Components are the building blocks of the framework. Each module is assigned one or several components through the configuration file. Components may require different configuration parameters and ingest different data; all of this is defined in the configuration file.
Here is a list of the existing components, with links to their documentations. Components that are specific to the evaluation pipeline can be found here.
- SpkId: speaker recognition
- ASR: automatic speech recognition
- HuBERT (Soft-VC): feature extraction component of the Soft-VC anonymization pipeline
- Spectrogram: computes the spectrogram of the waveforms
- StarGANv2-VC: performs voice conversion given an input spectrogram and (optionally) a target speaker
- FastPitch: transforms text into a spectrogram, conditioned on a target speaker
- Soft-VC's acoustic model: transforms HuBERT features into a spectrogram
The feature processing module may require the selection of a target speaker. This is defined in the config, and the feature processing component initializes it and stores it. The target selection algorithm may be enforced to pick consistent targets, meaning that each source speaker is always given the same target. You can find more about the implemented algorithms and how it works here.
- Feature concatenation: concatenates the given features
- NeMo HifiGAN: trained by NeMo on 10 HiFiTTS speakers
- Parallel WaveGAN: wrapper for the synthesizers of the parallel wavegan repository
- Soft-VC's HiFiGAN: synthesizer fine-tuned on 1 LibriTTS speaker
When designing a new component, it must include two methods:
__init__(self, config)run(self, batch)
It may include the following methods, which will be called from the outside if defined in the configuration file:
train(self, exp_folder, *args)finetune(self, exp_folder, *args)eval_dir(self, exp_folder)
They are all implemented following the same architecture.
When the anonymization pipeline starts, all components are initialized with the setup_module.py script. It requires the configuration file to contain a cls parameter, to know which class to import. The component's config must also include all the parameters necessary for its initialization.
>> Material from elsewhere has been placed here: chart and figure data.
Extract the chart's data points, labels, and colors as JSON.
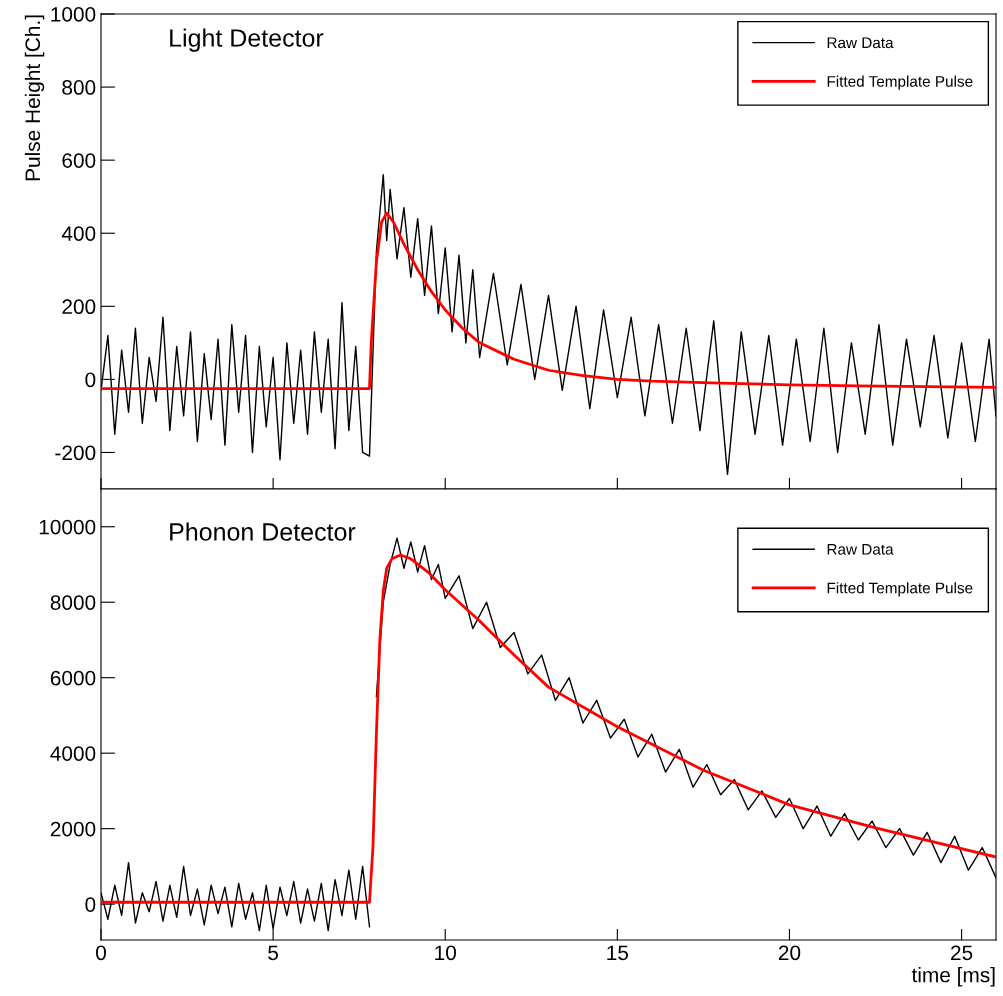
{
  "chart_data": [
    {
      "type": "line",
      "title": "Light Detector",
      "ylabel": "Pulse Height [Ch.]",
      "xlim": [
        0,
        26
      ],
      "xticks": [
        0,
        5,
        10,
        15,
        20,
        25
      ],
      "ylim": [
        -300,
        1000
      ],
      "yticks": [
        -200,
        0,
        200,
        400,
        600,
        800,
        1000
      ],
      "tick_labels": "y",
      "legend": "top right",
      "grid": false,
      "series": [
        {
          "name": "Raw Data",
          "color": "#000000",
          "x": [
            0,
            0.2,
            0.4,
            0.6,
            0.8,
            1.0,
            1.2,
            1.4,
            1.6,
            1.8,
            2.0,
            2.2,
            2.4,
            2.6,
            2.8,
            3.0,
            3.2,
            3.4,
            3.6,
            3.8,
            4.0,
            4.2,
            4.4,
            4.6,
            4.8,
            5.0,
            5.2,
            5.4,
            5.6,
            5.8,
            6.0,
            6.2,
            6.4,
            6.6,
            6.8,
            7.0,
            7.2,
            7.4,
            7.6,
            7.8,
            8.0,
            8.2,
            8.3,
            8.4,
            8.6,
            8.8,
            9.0,
            9.2,
            9.4,
            9.6,
            9.8,
            10.0,
            10.2,
            10.4,
            10.6,
            10.8,
            11.0,
            11.4,
            11.8,
            12.2,
            12.6,
            13.0,
            13.4,
            13.8,
            14.2,
            14.6,
            15.0,
            15.4,
            15.8,
            16.2,
            16.6,
            17.0,
            17.4,
            17.8,
            18.2,
            18.6,
            19.0,
            19.4,
            19.8,
            20.2,
            20.6,
            21.0,
            21.4,
            21.8,
            22.2,
            22.6,
            23.0,
            23.4,
            23.8,
            24.2,
            24.6,
            25.0,
            25.4,
            25.8,
            26.0
          ],
          "values": [
            -30,
            120,
            -150,
            80,
            -90,
            140,
            -120,
            60,
            -60,
            170,
            -140,
            90,
            -100,
            130,
            -170,
            70,
            -110,
            110,
            -180,
            150,
            -90,
            120,
            -200,
            90,
            -130,
            60,
            -220,
            100,
            -120,
            80,
            -150,
            130,
            -90,
            110,
            -190,
            210,
            -140,
            90,
            -200,
            -210,
            350,
            560,
            380,
            520,
            330,
            470,
            280,
            440,
            230,
            420,
            180,
            360,
            130,
            340,
            100,
            300,
            60,
            290,
            40,
            260,
            0,
            230,
            -30,
            200,
            -80,
            190,
            -50,
            170,
            -100,
            150,
            -120,
            140,
            -140,
            160,
            -260,
            130,
            -150,
            120,
            -180,
            110,
            -170,
            140,
            -200,
            100,
            -150,
            150,
            -180,
            110,
            -130,
            120,
            -160,
            100,
            -170,
            110,
            -100
          ]
        },
        {
          "name": "Fitted Template Pulse",
          "color": "#ff0000",
          "x": [
            0,
            7.8,
            7.85,
            8.0,
            8.15,
            8.3,
            8.5,
            8.8,
            9.2,
            9.6,
            10,
            10.5,
            11,
            12,
            13,
            14,
            15,
            16,
            18,
            20,
            22,
            24,
            26
          ],
          "values": [
            -25,
            -25,
            100,
            320,
            430,
            455,
            430,
            370,
            300,
            240,
            190,
            140,
            100,
            55,
            25,
            10,
            0,
            -5,
            -10,
            -15,
            -18,
            -20,
            -22
          ]
        }
      ]
    },
    {
      "type": "line",
      "title": "Phonon Detector",
      "xlabel": "time [ms]",
      "xlim": [
        0,
        26
      ],
      "xticks": [
        0,
        5,
        10,
        15,
        20,
        25
      ],
      "ylim": [
        -950,
        11000
      ],
      "yticks": [
        0,
        2000,
        4000,
        6000,
        8000,
        10000
      ],
      "legend": "top right",
      "grid": false,
      "series": [
        {
          "name": "Raw Data",
          "color": "#000000",
          "x": [
            0,
            0.2,
            0.4,
            0.6,
            0.8,
            1.0,
            1.2,
            1.4,
            1.6,
            1.8,
            2.0,
            2.2,
            2.4,
            2.6,
            2.8,
            3.0,
            3.2,
            3.4,
            3.6,
            3.8,
            4.0,
            4.2,
            4.4,
            4.6,
            4.8,
            5.0,
            5.2,
            5.4,
            5.6,
            5.8,
            6.0,
            6.2,
            6.4,
            6.6,
            6.8,
            7.0,
            7.2,
            7.4,
            7.6,
            7.8,
            7.9,
            8.0,
            8.2,
            8.4,
            8.6,
            8.8,
            9.0,
            9.2,
            9.4,
            9.6,
            9.8,
            10.0,
            10.4,
            10.8,
            11.2,
            11.6,
            12.0,
            12.4,
            12.8,
            13.2,
            13.6,
            14.0,
            14.4,
            14.8,
            15.2,
            15.6,
            16.0,
            16.4,
            16.8,
            17.2,
            17.6,
            18.0,
            18.4,
            18.8,
            19.2,
            19.6,
            20.0,
            20.4,
            20.8,
            21.2,
            21.6,
            22.0,
            22.4,
            22.8,
            23.2,
            23.6,
            24.0,
            24.4,
            24.8,
            25.2,
            25.6,
            26.0
          ],
          "values": [
            300,
            -400,
            500,
            -300,
            1100,
            -500,
            300,
            -200,
            600,
            -450,
            500,
            -350,
            1000,
            -300,
            400,
            -550,
            500,
            -250,
            450,
            -600,
            550,
            -400,
            300,
            -700,
            500,
            -650,
            450,
            -300,
            600,
            -500,
            400,
            -450,
            550,
            -700,
            650,
            -300,
            900,
            -400,
            1000,
            -600,
            null,
            5500,
            8000,
            9000,
            9700,
            8900,
            9600,
            8800,
            9500,
            8600,
            9000,
            8100,
            8700,
            7300,
            8000,
            6800,
            7200,
            6100,
            6600,
            5400,
            6000,
            4800,
            5400,
            4400,
            4900,
            3900,
            4500,
            3500,
            4100,
            3100,
            3700,
            2900,
            3300,
            2500,
            3000,
            2300,
            2800,
            2000,
            2600,
            1800,
            2400,
            1700,
            2200,
            1500,
            2000,
            1300,
            1900,
            1100,
            1800,
            900,
            1500,
            700
          ]
        },
        {
          "name": "Fitted Template Pulse",
          "color": "#ff0000",
          "x": [
            0,
            7.8,
            7.9,
            8.0,
            8.1,
            8.2,
            8.3,
            8.45,
            8.7,
            9.0,
            9.5,
            10,
            11,
            12,
            13,
            15,
            17.5,
            20,
            22.5,
            26
          ],
          "values": [
            50,
            50,
            1500,
            4500,
            7000,
            8300,
            8900,
            9150,
            9250,
            9150,
            8800,
            8330,
            7500,
            6600,
            5750,
            4700,
            3550,
            2630,
            2020,
            1250
          ]
        }
      ]
    }
  ]
}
Each component has an example configuration in config/components. Alternatively, you can find which parameters are required by a component in its __init__ method.
Once imported, it initializes the class with the config and optionally with the PTL Trainer. The PTL Trainer is passed to the component's __init__ function if it is passed to the setup function.
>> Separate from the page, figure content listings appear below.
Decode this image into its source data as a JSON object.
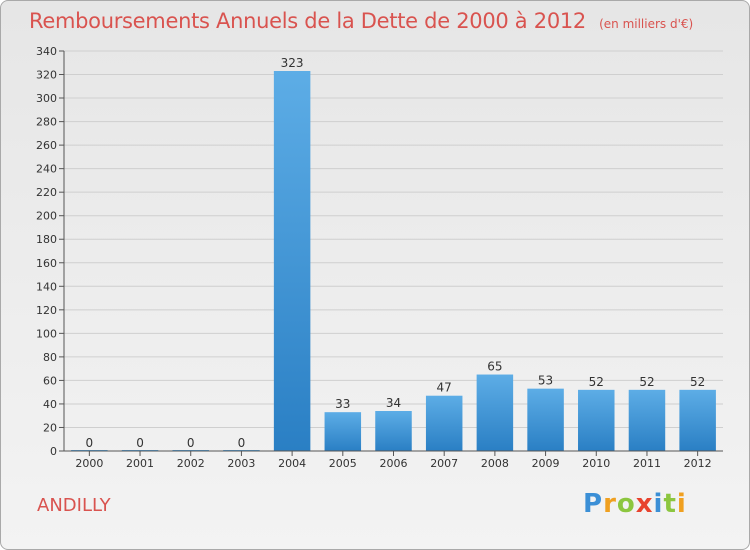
{
  "title": "Remboursements Annuels de la Dette de 2000 à 2012",
  "unit": "(en milliers d'€)",
  "commune": "ANDILLY",
  "logo": "Proxiti",
  "colors": {
    "title": "#d9534f",
    "bar_top": "#5dade6",
    "bar_bottom": "#2a7fc4",
    "grid": "#cfcfcf"
  },
  "chart_data": {
    "type": "bar",
    "title": "Remboursements Annuels de la Dette de 2000 à 2012",
    "subtitle": "(en milliers d'€)",
    "categories": [
      "2000",
      "2001",
      "2002",
      "2003",
      "2004",
      "2005",
      "2006",
      "2007",
      "2008",
      "2009",
      "2010",
      "2011",
      "2012"
    ],
    "values": [
      0,
      0,
      0,
      0,
      323,
      33,
      34,
      47,
      65,
      53,
      52,
      52,
      52
    ],
    "data_labels": [
      "0",
      "0",
      "0",
      "0",
      "323",
      "33",
      "34",
      "47",
      "65",
      "53",
      "52",
      "52",
      "52"
    ],
    "ylim": [
      0,
      340
    ],
    "yticks": [
      0,
      20,
      40,
      60,
      80,
      100,
      120,
      140,
      160,
      180,
      200,
      220,
      240,
      260,
      280,
      300,
      320,
      340
    ],
    "grid": true,
    "xlabel": "",
    "ylabel": ""
  }
}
This method is the only required one other than the initialization method. It receives a batch as input, whose structure varies depending on the module. The task of this method is to run the batch (or the relevant part of it) through the component and return the output.
As mentioned above, there are only two methods that are required: __init__ and run. There are three further methods that may be called from the outside, if defined in the config: train, finetune and eval_dir.
This method trains the component's model (or models) from scratch. It will store the resulting models in the given experiment folder, as well as update its attributes.
It may require additional arguments whose values are generated on run time and can therefore be not included in the config file.
This method is similar to train, but the training is not performed from scratch.
This method runs all the data found in the given experiment folder through the component and dumps an evaluation report. If the component is an ASR model, it will compute the WER of each audio file in the experiment folder and dump each path along with its WER in an audio file.
Which files are evaluated (original, anonymized, or both) is defined in the config file if necessary. Some evaluations are a direct comparison between the original and the anonymized data.